Rome held the imagination for a long time, and it isn’t too hard to see why.
They were rich. They could build houses and cities and roads in almost an offhand way that couldn’t be equaled through the years of chaos, and even the years of the new nations until fairly recently.
They were great builders whose relics endured, so there were always plenty of reminders. In addition, most of those relics were buildings of peace. The intervening years had plenty of castles, but until those became merely quaint they were grim reminders of the ubiquity of war. In A Distant Mirror Tuchman calls the builders of the Coucy keep “the greatest builders since Rome.” They weren’t, really—they were specialists in castles, and wouldn’t have known how to cast a concrete harbor or build an aqueduct to save their souls. Roman engineering was surprisingly good for people who didn’t have calculus. (Or did they? So much has been lost, and Archimedes came so close, that I would not be shocked to learn that Greek and Roman math had gotten as far as Newton.)

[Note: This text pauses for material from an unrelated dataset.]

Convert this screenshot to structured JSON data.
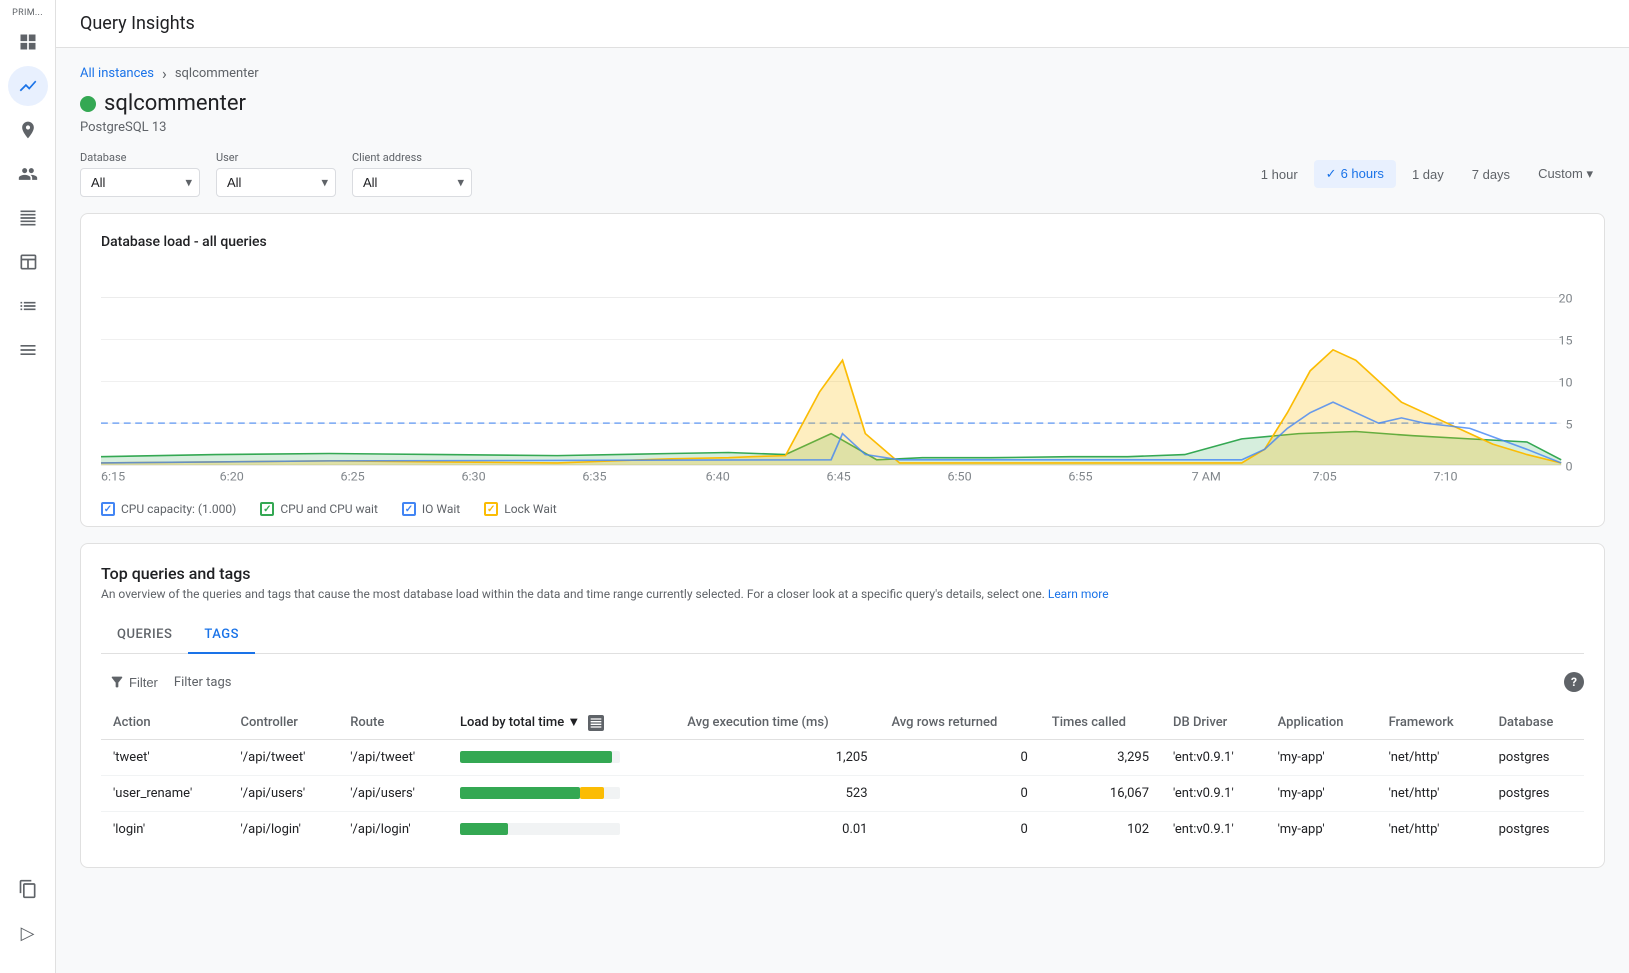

After so many years it was easy to forget that most Roman battles had been in civil wars, and remember only that for centuries a man could travel unafraid, protected by unseen distant forts. That must have seemed a golden age to travelers later.
And it was easy to forget the many lapses from the ideal, and remember only the ideals of justice. Our fashion is to detail the failures and injustices, but perhaps the happy memory is more fair. Without trust you have little trade and many fortresses. Without at least an attempt at administering uniform justice there is no trust. That ideal, and the attempt to achieve it, seems to have created that necessary order and trust that lasted for a surprisingly long time in the face of bureaucratic ineptitude and draconian economic laws. Without the ability to make and enforce contracts you cannot build an enterprise much bigger than a family. They did.
Add to these the fact that, for whatever cynical political reasons, Rome tried to care for its poor, providing bread and water and sewers. Who had that luxury after it fell? The skeletons tell us that the rich and powerful during the centuries of chaos after the collapse lived worse than peons under Rome.
Nothing lasts forever, and I suspect that includes the current civilization of the West. In everything but longevity it has surpassed Rome. I wonder if it will pass the torch gracefully, or shatter and leave behind a thousand-year yearning for vanished glory.